Let's unpack that. We are matching a group which is demarcated by parentheses. The group pattern is: not-an-r (0 or more times), an r, and then not-an-r (0 or more times). We want words that match this pattern exactly 4 times. That gives us all the words containing four rs and anything in between them (including nothing, hence grrrr)

Use in place of conditionals

Let's say we want to check whether an entered word is color or the British colour. We can do this with a conditional (if "color" or "colour"), but we can also use regular expressions (which scale much better than conditionals). For example:

re.findall('colou?r','The British like to colour their colors')
Out[166]:
['colour', 'color']

Play around with this:

variousWords = re.compile('[d|c][a|o][g|t]')
variousWords.match('cog').group()
variousWords.match('cag').group()
Out[167]:
'cag'

Here are some more examples.

#will match any numbers
anyNums = re.compile('[0-9]+')
anyNums.findall('There are 99 bottles of beer on the wall. 999....') #will return all matches
anyNums.search('There are 99 bottles of beer on the wall. 999....').group() #will return just the first occurrence

#two digit numbers from 00 to 59 or 80 to 89 
someNums = re.compile('[0-5][0-9]|[8][0-9]')
matches = [someNums.search(x).group() for x in 'It will match 54, 52, and 88, but not 7 or 92 or any of the letters'.split(' ') if someNums.search(x)]
matches

#We don’t need to compile regular expressions using re.compile. but it speeds things up when using the same rule over a large corpus.

emailRegExGrouped = re.compile('([\w.-]+)@([\w.-]+)')
#the parenthesis allow us to access groups -- the first group corresponds to the first matched part (before the @). The second group to the domain (e.g., wisc.edu(

emailRegExGrouped.search('g.lupyan@gmail.com').groups()
('g.lupyan', 'gmail.com')

emailRegExGrouped.findall('g.lupyan@gmail.com lupyan@wisc.edu')
#returns [('g.lupyan', 'gmail.com'), ('lupyan', 'wisc.edu')]

#to get all the domains:
[email[1] for email in emailRegExGrouped.findall('g.lupyan@gmail.com lupyan@wisc.edu')]
#returns ['gmail.com', 'wisc.edu']
Out[168]:
['gmail.com', 'wisc.edu']

Search and replace

All good text editors allow you to use regular expressions in search and replace. A simple usage case is searching for lines that begin or end with a certain character sequence. To find lines that begin with "ab", search for ^ab. To find lines that end on ies search for ies$

Make sure to enable regular-expression search by clicking on .* in Sublime text or checking the appropriate box (sometimes labeled Grep) in other text editors

When using regular expressions in search/replace, it becomes useful to use matching groups.

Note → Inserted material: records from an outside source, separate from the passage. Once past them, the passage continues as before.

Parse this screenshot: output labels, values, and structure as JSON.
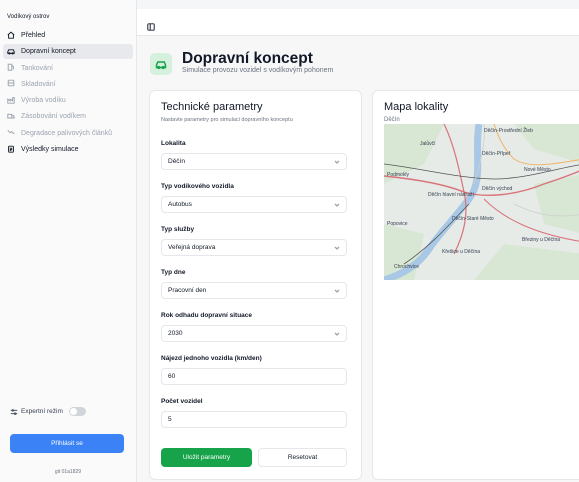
{
  "sidebar": {
    "title": "Vodíkový ostrov",
    "items": [
      {
        "label": "Přehled",
        "icon": "home-icon",
        "state": "normal"
      },
      {
        "label": "Dopravní koncept",
        "icon": "car-icon",
        "state": "active"
      },
      {
        "label": "Tankování",
        "icon": "fuel-pump-icon",
        "state": "disabled"
      },
      {
        "label": "Skladování",
        "icon": "database-icon",
        "state": "disabled"
      },
      {
        "label": "Výroba vodíku",
        "icon": "factory-icon",
        "state": "disabled"
      },
      {
        "label": "Zásobování vodíkem",
        "icon": "truck-icon",
        "state": "disabled"
      },
      {
        "label": "Degradace palivových článků",
        "icon": "trend-down-icon",
        "state": "disabled"
      },
      {
        "label": "Výsledky simulace",
        "icon": "clipboard-icon",
        "state": "normal"
      }
    ],
    "expert_mode_label": "Expertní režim",
    "login_label": "Přihlásit se",
    "git_label": "git 01a1829"
  },
  "header": {
    "title": "Dopravní koncept",
    "subtitle": "Simulace provozu vozidel s vodíkovým pohonem"
  },
  "params": {
    "title": "Technické parametry",
    "description": "Nastavte parametry pro simulaci dopravního konceptu",
    "fields": {
      "lokalita": {
        "label": "Lokalita",
        "value": "Děčín"
      },
      "vozidlo": {
        "label": "Typ vodíkového vozidla",
        "value": "Autobus"
      },
      "sluzba": {
        "label": "Typ služby",
        "value": "Veřejná doprava"
      },
      "den": {
        "label": "Typ dne",
        "value": "Pracovní den"
      },
      "rok": {
        "label": "Rok odhadu dopravní situace",
        "value": "2030"
      },
      "najezd": {
        "label": "Nájezd jednoho vozidla (km/den)",
        "value": "60"
      },
      "pocet": {
        "label": "Počet vozidel",
        "value": "5"
      }
    },
    "save_label": "Uložit parametry",
    "reset_label": "Resetovat"
  },
  "map": {
    "title": "Mapa lokality",
    "subtitle": "Děčín",
    "labels": {
      "prostredni_zleb": "Děčín-Prostřední Žleb",
      "jalovec": "Jalůvčí",
      "priper": "Děčín-Přípeř",
      "nove_mesto": "Nové Město",
      "podmokly": "Podmokly",
      "vychod": "Děčín východ",
      "hlavni_nadrazi": "Děčín hlavní nádraží",
      "popovice": "Popovice",
      "stare_mesto": "Děčín-Staré Město",
      "brezny": "Březiny u Děčína",
      "krezice": "Křešice u Děčína",
      "chrochvice": "Chrochvice"
    }
  },
  "colors": {
    "accent": "#16a34a",
    "primary_button": "#3b82f6"
  }
}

For example, suppose you want to replace the occurrences of the following strings, which occur at the start of each line:

bdSubjCode_130
badSbjCode_131
baSubjCode_132
badSubjCode_133
badubjCode_134
BadSubjCode_135

with

MYSUBJCODE_130
MYSUBJCODE_131
MYSUBJCODE_132
MYSUBJCODE_133
MYSUBJCODE_134
MYSUBJCODE_135

You could manually do search replaces for each one. But if you have a hundred of these, that gets tedious fast and is a recipe for errors.

Here's a much better solution. Simply search for:

(^\w+_)([0-9]+)

and replace with

MYSUBJCODE_\2

The \2 refers to the second group, i.e., the number

Here's another example. Delete all the lines that start with some letters and end in 'ing':

Search: (^\w+ing).* Replace with: nothing

Now you can do another search and replace, searching for \n+ and replacing with \n To get rid of multiple newlines that the first search/replace may have created.

Renaming files

Use the same logic to rename files. You can do this in python or by using GUI programs like NameChanger (Mac), or Bulk Rename (PC). These programs allow you to do batch renaming of files using simple search/replace (e.g., replace _ with - or through search/replace augmented by regular expressions.